I found that hard to believe. She had skin like honey.
“And then my mother took me to this luminescence reading, she’s into all those things, psychics and past-life regression and intuitive healing, and the guy doing the reading—”
“Lucius Windfire,” I’d said. I’d been working on an exposé of him for the last two months.
“Yes, Lucius Windfire,” she’d said. “He claimed he could read your mind by determining your vedic fault lines, which consisted of setting candles all around you and ‘reading’ the wavering of the flames. It was obvious he was a fake—you could see the earpiece he was getting his information about the audience over—but everybody there was eating it up, especially my mother. He’d already talked her into private sessions that set her back ten thousand dollars. And I thought, Somebody should put him out of business, and then I thought, That’s what I want to do with my life, and I looked up ‘debunkers’ online and found your magazine, and here I am.”
I’d said, “I can’t possibly pay you the kind of money you’re—”
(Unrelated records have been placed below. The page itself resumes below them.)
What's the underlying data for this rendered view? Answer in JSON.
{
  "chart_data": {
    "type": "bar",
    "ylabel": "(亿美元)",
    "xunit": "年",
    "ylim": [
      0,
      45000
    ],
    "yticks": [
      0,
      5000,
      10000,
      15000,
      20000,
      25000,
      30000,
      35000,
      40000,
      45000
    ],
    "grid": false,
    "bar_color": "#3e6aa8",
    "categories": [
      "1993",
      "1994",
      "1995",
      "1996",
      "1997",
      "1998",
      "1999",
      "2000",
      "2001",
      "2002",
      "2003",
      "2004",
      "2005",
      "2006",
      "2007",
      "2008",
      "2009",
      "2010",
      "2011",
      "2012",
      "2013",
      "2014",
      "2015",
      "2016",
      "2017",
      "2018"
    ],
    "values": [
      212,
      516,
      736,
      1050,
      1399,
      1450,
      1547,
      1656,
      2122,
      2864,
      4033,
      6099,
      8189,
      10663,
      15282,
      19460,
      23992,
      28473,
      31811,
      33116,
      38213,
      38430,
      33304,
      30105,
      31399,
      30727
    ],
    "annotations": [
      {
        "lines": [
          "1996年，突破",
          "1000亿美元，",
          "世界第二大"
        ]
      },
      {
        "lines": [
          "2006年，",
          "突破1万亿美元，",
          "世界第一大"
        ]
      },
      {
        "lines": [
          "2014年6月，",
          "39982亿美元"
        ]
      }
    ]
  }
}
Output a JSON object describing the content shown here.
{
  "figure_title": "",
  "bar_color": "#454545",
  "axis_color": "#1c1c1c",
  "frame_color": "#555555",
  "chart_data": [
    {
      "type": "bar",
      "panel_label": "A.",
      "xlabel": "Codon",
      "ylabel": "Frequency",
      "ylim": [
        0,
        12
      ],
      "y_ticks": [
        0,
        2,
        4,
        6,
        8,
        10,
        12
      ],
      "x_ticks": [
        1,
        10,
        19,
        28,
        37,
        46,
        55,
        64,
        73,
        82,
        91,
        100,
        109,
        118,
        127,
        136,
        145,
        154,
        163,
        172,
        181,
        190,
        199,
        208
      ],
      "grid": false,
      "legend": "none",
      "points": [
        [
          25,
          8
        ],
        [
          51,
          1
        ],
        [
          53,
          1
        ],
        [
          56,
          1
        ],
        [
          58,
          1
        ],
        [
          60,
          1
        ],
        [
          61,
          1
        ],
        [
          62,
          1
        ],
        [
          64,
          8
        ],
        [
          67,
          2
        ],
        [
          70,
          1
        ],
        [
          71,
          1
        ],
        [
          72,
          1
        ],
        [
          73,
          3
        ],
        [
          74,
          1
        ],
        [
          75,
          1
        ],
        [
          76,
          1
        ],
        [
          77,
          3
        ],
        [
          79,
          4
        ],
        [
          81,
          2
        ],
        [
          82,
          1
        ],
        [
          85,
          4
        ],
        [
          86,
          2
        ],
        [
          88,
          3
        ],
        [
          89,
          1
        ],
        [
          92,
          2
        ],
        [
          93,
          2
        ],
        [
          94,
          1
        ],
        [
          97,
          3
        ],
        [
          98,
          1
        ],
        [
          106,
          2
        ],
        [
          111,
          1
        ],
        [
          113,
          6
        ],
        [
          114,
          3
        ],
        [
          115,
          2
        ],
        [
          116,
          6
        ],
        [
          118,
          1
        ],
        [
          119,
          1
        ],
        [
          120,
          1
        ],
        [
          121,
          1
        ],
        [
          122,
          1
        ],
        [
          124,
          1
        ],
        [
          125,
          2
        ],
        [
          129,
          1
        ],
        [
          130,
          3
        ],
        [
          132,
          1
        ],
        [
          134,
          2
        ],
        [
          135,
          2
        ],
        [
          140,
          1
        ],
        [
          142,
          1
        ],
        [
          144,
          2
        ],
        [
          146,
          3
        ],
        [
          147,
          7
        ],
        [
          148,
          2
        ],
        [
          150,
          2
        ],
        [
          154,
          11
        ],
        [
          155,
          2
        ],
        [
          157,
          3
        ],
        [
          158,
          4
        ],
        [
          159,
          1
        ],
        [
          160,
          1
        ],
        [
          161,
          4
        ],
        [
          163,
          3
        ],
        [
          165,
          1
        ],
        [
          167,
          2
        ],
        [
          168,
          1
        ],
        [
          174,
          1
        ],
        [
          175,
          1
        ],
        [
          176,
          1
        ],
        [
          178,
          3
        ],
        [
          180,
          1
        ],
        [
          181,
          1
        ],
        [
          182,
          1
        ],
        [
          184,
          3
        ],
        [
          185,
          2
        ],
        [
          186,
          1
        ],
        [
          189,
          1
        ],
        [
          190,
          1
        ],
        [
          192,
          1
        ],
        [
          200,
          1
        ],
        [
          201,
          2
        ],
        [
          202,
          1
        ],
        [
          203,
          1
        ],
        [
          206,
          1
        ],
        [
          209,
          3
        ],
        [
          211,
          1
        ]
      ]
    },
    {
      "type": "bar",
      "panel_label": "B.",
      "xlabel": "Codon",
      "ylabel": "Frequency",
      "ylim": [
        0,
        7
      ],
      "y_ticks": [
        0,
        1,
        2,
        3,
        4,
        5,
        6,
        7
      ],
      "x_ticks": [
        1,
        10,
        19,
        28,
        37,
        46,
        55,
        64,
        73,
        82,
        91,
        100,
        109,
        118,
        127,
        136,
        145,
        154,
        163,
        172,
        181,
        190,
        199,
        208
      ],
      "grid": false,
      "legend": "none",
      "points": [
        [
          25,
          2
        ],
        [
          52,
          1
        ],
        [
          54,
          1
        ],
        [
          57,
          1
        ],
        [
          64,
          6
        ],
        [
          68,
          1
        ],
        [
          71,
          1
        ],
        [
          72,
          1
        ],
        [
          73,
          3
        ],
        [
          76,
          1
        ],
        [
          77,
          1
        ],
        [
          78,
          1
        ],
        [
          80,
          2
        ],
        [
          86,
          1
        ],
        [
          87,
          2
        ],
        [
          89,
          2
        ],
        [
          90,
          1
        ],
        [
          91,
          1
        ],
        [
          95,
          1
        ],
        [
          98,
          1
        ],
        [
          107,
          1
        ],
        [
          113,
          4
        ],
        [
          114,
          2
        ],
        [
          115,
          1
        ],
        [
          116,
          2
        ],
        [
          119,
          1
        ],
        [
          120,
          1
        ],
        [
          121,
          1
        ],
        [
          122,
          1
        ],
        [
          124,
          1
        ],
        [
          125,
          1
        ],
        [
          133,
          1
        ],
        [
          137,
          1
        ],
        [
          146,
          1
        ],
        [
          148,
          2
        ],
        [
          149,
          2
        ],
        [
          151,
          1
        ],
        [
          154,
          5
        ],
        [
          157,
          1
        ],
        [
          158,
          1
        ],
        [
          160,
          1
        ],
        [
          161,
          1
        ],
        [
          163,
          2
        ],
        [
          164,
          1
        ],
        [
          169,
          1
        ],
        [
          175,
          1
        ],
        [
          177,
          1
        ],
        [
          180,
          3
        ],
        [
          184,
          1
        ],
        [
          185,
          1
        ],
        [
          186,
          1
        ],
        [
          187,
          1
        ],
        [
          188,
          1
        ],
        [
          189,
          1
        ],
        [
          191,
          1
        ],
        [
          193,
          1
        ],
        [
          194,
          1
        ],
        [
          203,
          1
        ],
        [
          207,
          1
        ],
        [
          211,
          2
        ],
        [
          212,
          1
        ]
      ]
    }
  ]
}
“Your going rate for articles is fine,” she’d said and flashed me her better-than-Julia-Roberts smile. “I just want the chance to do something useful and sensible with my life.”
And for the last eight months she’d been working with me on the magazine. She was wonderful—she knew everybody in Hollywood, which meant she could get us into invitation-only stuff, and heard about new spiritual fads even before I did. She was also willing to do anything, from letting herself be hypnotized to stealing chicken guts from psychic surgeons to proofreading galleys. And fun to talk to, and gorgeous, and much too good for a small-time skeptic.